The results showed no difference between the two groups on measures of physical activity (here), nor in other measures of function (here). The only difference was in satisfaction with work. With 120 participants, it is possible this is a valid observation but its inconsistency with all other measures suggests it may be chance, and not true.
There are many, many other papers, but these papers covering a range of issues certainly raise considerable doubts about goal attainment scaling as a measure in research. There is no reason to believe it is any better as a measure in clinical practice.
This post has put forward several arguments that suggest goal attainment scaling is flawed as a measure, and has also suggested that the process of goal attainment scaling may neutralise the advantages of setting goals (which themselves are not proven beyond all reasonable doubt in rehabilitation practice).
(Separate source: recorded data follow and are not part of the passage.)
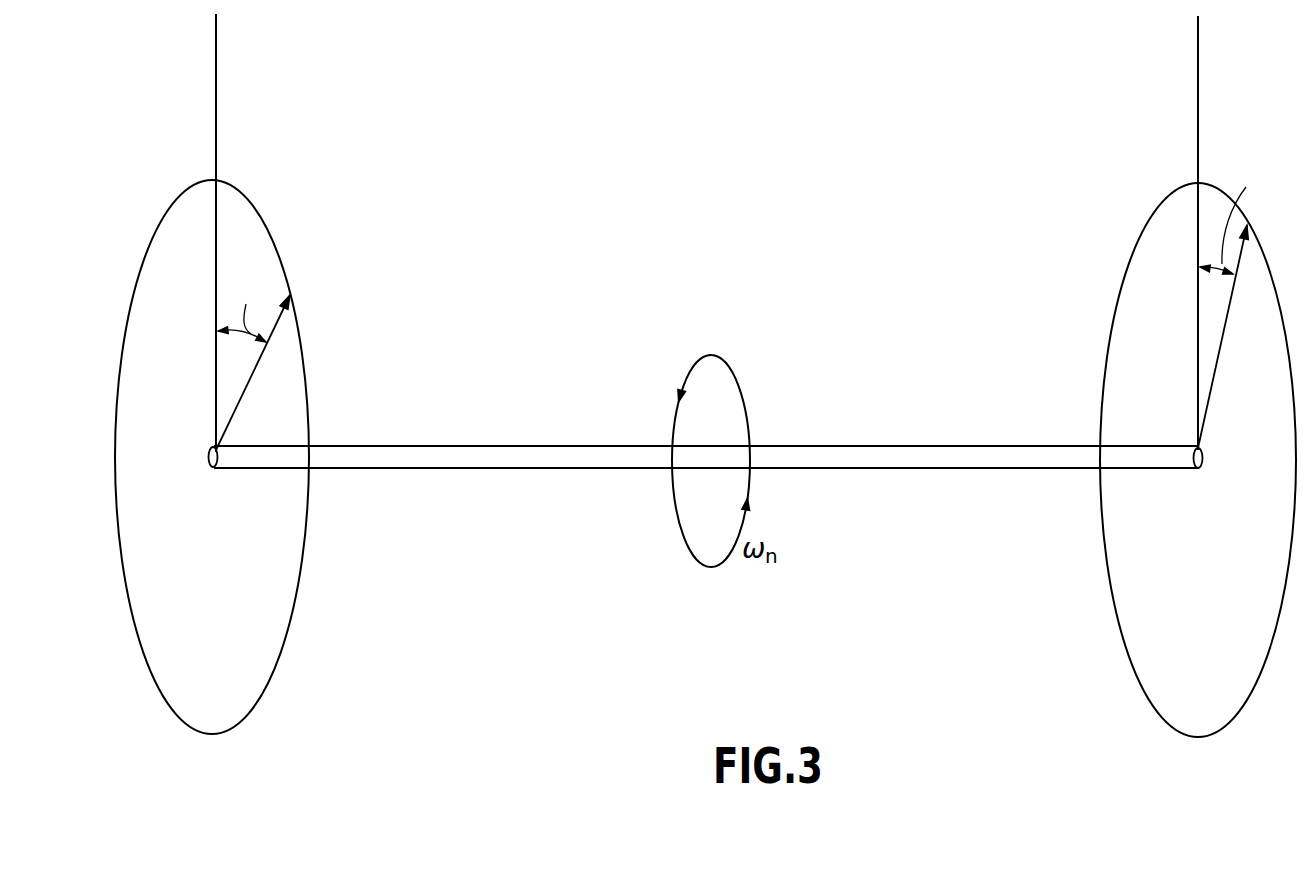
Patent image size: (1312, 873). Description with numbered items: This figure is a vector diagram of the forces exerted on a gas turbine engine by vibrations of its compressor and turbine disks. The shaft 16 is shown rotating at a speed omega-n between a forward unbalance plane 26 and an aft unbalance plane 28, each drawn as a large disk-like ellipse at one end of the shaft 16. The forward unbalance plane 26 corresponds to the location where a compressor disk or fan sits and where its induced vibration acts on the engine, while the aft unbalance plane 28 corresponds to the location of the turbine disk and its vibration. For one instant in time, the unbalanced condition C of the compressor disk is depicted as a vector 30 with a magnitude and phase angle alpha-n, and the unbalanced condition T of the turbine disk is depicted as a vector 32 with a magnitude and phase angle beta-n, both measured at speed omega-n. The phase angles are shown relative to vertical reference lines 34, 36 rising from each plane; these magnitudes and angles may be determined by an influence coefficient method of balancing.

The shaft 16 is at (485, 469).
The forward unbalance plane 26 is at (208, 735).
The aft unbalance plane 28 is at (1160, 714).
The vector 30 is at (278, 318).
The vector 32 is at (1240, 262).
The vertical reference line 34 is at (216, 60).
The vertical reference line 36 is at (1199, 60).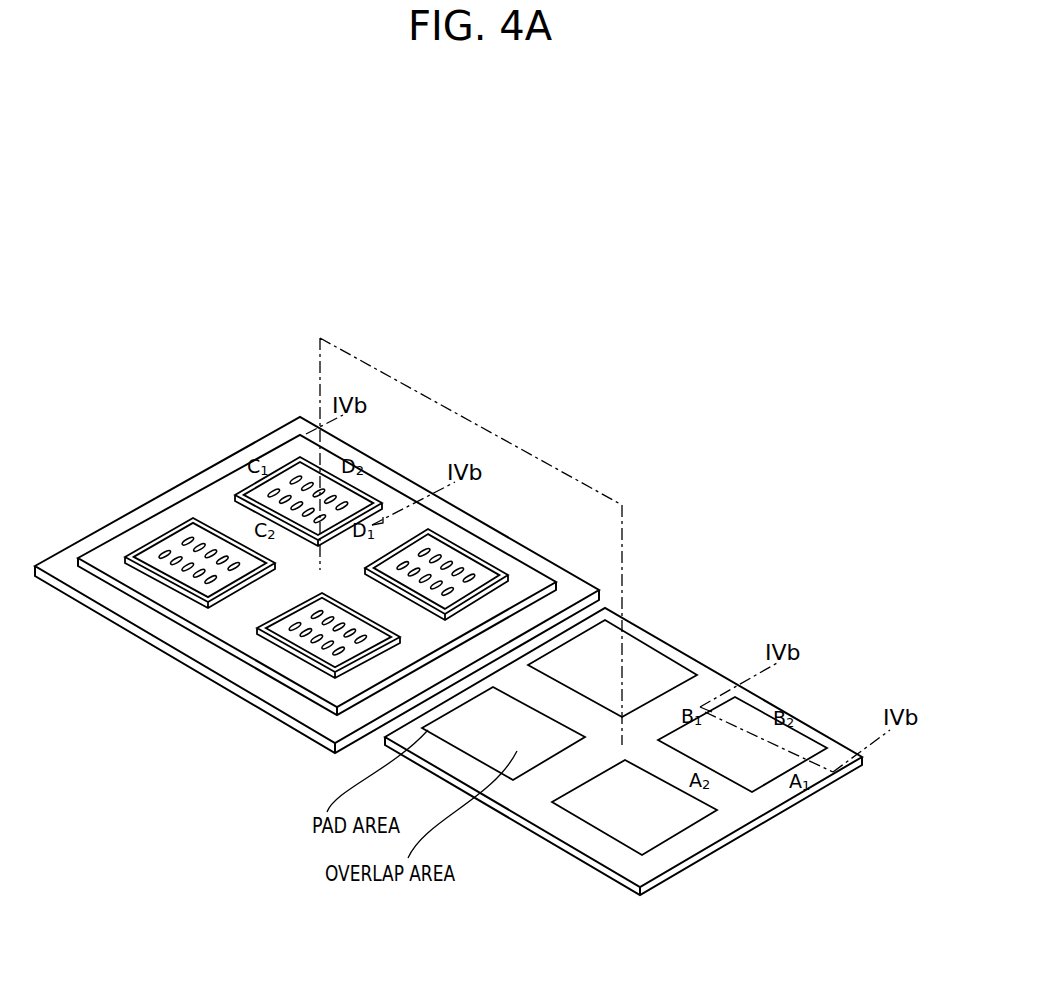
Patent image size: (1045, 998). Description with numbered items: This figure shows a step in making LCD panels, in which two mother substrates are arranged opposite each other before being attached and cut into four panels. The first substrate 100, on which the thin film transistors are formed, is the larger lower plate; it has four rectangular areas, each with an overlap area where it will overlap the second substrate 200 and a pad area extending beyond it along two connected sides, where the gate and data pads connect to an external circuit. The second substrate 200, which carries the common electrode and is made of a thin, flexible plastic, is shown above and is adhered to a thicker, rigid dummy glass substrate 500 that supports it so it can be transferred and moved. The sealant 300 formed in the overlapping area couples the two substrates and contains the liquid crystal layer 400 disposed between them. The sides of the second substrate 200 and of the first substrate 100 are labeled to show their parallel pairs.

The first substrate 100 is at (672, 648).
The second substrate 200 is at (230, 474).
The sealant 300 is at (263, 639).
The liquid crystal layer 400 is at (337, 662).
The dummy glass substrate 500 is at (125, 515).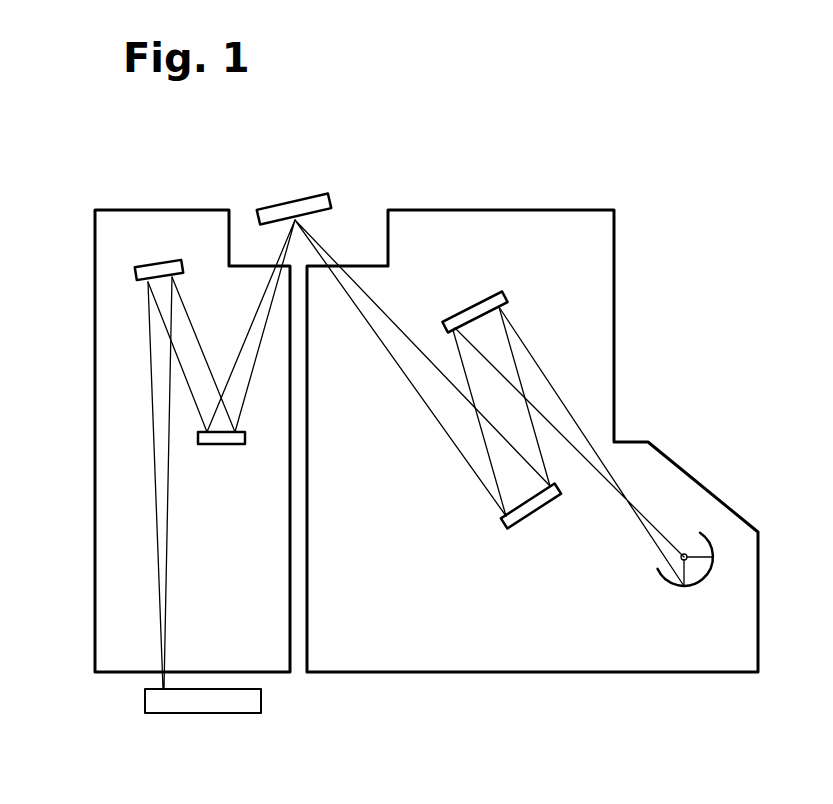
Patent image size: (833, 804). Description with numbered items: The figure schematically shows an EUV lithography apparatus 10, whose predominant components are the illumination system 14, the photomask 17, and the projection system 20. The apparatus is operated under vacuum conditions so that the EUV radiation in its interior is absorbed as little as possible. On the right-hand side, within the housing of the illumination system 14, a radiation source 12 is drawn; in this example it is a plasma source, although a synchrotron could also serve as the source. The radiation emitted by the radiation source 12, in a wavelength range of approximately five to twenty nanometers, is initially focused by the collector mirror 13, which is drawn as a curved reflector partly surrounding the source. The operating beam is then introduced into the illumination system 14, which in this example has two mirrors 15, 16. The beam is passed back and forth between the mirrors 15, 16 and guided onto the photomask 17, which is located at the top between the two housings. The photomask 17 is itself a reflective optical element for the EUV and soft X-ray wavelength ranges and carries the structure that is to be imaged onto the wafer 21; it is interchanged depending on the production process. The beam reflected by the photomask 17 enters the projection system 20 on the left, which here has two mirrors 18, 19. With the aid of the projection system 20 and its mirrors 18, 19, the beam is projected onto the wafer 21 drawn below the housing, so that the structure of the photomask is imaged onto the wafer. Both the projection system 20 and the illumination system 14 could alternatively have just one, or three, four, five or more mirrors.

The EUV lithography apparatus 10 is at (743, 293).
The radiation source 12 is at (684, 553).
The collector mirror 13 is at (661, 584).
The illumination system 14 is at (426, 673).
The mirror 15 is at (467, 300).
The mirror 16 is at (535, 509).
The photomask 17 is at (305, 200).
The mirror 18 is at (221, 446).
The mirror 19 is at (165, 260).
The projection system 20 is at (118, 210).
The wafer 21 is at (209, 703).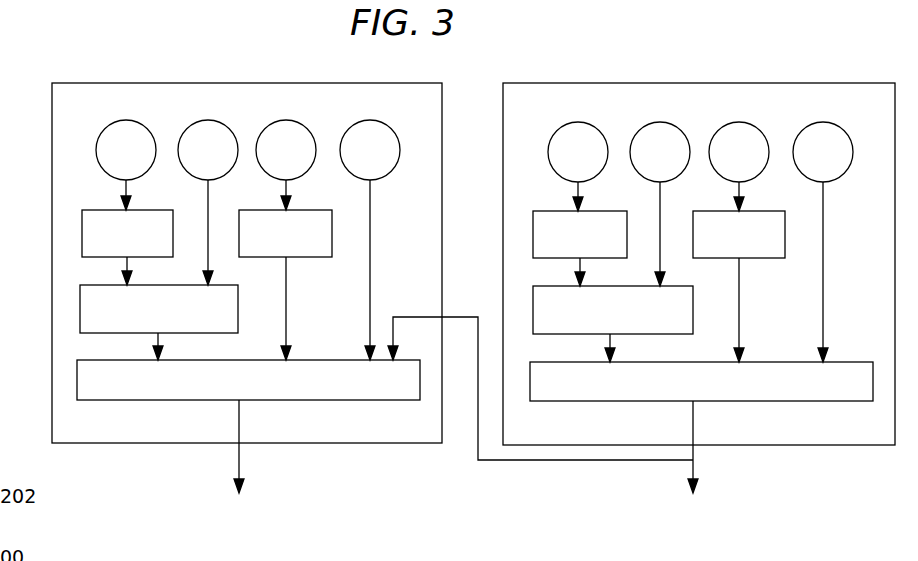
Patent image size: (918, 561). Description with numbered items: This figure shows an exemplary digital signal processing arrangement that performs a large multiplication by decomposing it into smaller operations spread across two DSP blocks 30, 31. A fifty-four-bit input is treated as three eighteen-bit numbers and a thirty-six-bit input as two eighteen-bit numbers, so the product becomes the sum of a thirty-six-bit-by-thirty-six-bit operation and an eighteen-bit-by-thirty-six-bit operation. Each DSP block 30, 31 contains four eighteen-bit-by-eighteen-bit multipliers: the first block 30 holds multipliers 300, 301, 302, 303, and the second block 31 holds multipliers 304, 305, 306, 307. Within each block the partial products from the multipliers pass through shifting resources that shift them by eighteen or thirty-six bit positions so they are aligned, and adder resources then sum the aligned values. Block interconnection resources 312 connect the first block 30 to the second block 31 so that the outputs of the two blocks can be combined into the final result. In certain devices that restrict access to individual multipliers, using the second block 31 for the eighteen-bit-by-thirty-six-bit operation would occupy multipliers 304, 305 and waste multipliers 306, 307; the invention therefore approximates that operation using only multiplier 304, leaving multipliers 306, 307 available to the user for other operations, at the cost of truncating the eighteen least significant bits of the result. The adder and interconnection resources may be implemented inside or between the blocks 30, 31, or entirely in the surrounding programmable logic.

The DSP block 30 is at (153, 83).
The DSP block 31 is at (604, 83).
The multiplier 300 is at (122, 121).
The multiplier 301 is at (205, 121).
The multiplier 302 is at (283, 121).
The multiplier 303 is at (367, 121).
The multiplier 304 is at (574, 123).
The multiplier 305 is at (657, 123).
The multiplier 306 is at (737, 123).
The multiplier 307 is at (820, 123).
The block interconnection resources 312 is at (495, 461).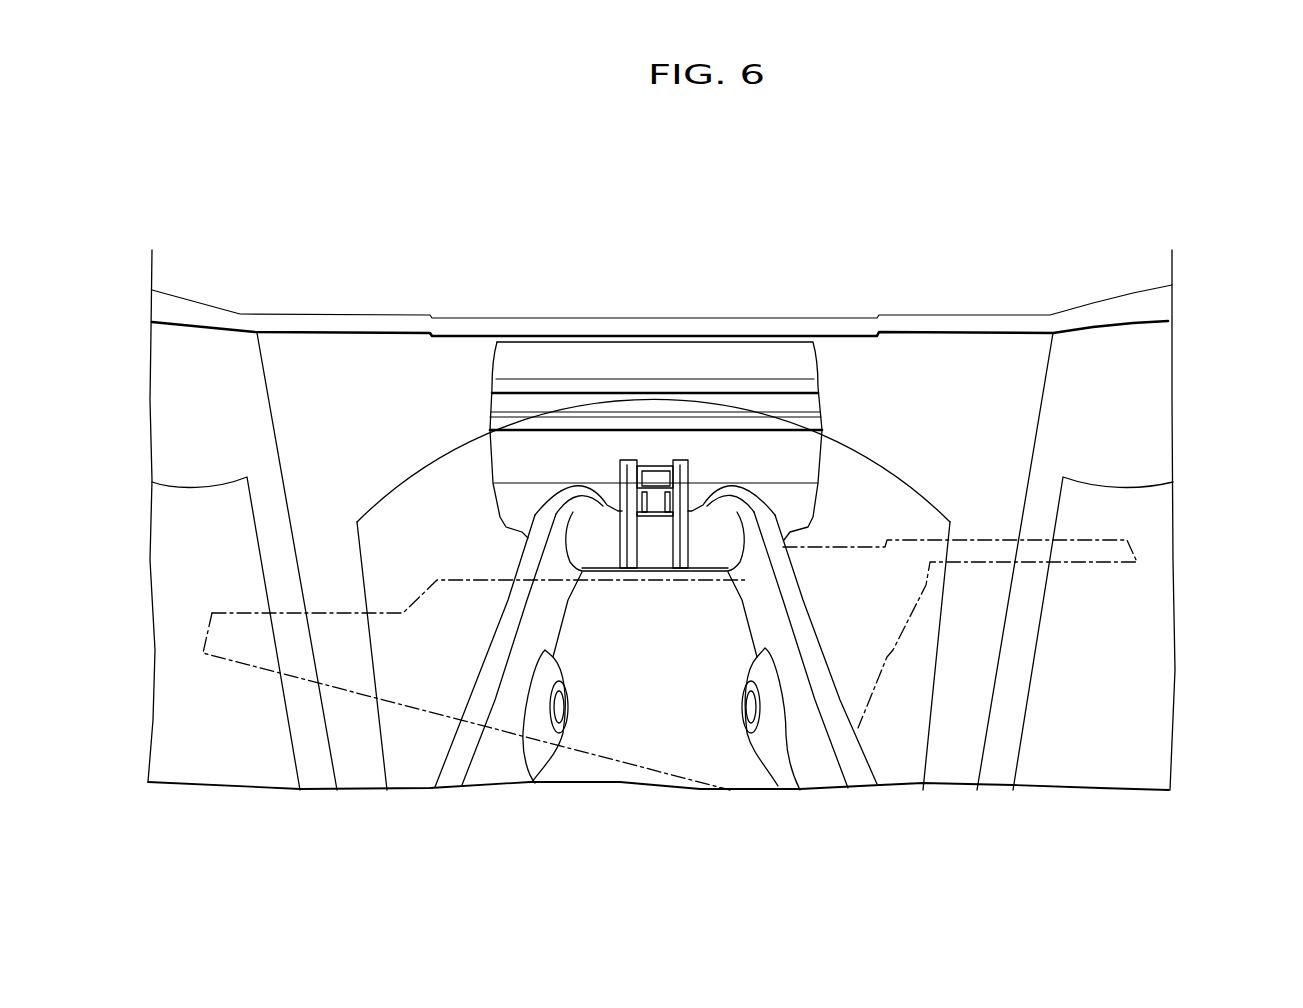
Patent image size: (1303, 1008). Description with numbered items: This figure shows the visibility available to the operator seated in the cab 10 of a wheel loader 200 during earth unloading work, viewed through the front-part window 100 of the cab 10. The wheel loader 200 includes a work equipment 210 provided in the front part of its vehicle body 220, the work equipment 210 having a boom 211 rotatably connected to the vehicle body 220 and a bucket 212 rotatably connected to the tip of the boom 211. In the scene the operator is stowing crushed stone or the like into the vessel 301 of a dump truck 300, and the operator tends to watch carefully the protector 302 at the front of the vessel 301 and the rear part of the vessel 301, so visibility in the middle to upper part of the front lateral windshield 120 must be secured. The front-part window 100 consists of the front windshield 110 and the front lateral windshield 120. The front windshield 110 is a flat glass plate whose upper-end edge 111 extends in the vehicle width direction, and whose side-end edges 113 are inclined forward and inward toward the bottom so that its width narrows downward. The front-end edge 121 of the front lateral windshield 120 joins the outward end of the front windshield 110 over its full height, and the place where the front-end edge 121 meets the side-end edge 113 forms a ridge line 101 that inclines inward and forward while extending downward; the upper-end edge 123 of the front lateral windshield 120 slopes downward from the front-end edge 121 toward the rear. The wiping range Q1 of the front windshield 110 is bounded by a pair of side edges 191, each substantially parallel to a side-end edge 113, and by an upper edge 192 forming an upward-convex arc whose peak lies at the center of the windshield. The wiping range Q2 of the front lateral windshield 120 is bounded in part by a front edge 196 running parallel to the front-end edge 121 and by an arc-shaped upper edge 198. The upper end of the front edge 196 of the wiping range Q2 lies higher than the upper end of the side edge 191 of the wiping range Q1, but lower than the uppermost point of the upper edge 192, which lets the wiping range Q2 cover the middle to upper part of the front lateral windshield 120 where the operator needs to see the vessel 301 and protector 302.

The cab 10 is at (930, 236).
The front-part window 100 is at (363, 322).
The ridge line 101 is at (265, 362).
The front windshield 110 is at (420, 348).
The upper-end edge 111 is at (326, 330).
The side-end edge 113 is at (267, 388).
The front lateral windshield 120 is at (195, 342).
The front-end edge 121 is at (275, 410).
The upper-end edge 123 is at (228, 330).
The side edge 191 is at (360, 575).
The upper edge 192 is at (417, 463).
The front edge 196 is at (292, 743).
The upper edge 198 is at (183, 487).
The wheel loader 200 is at (890, 198).
The work equipment 210 is at (482, 457).
The boom 211 is at (553, 618).
The bucket 212 is at (808, 462).
The vehicle body 220 is at (819, 248).
The dump truck 300 is at (615, 770).
The vessel 301 is at (590, 735).
The protector 302 is at (1137, 548).
The wiping range Q1 is at (869, 440).
The wiping range Q2 is at (210, 470).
It further suggests that continued use of goal attainment scaling will be used to justify misuse of the process by managers and commissioners, and that its use therefore actually poses a non-trivial risk to the rehabilitation community. The continued use of goal attainment scaling may also harm some patients. Until good evidence is provided to show unequivocal clinical benefit of goal attainment scaling over and above personalised goal setting without goal attainment scaling, it should not be used clinically. And until a good case is made for its valid use in research and audit, it should not be used in research and audit.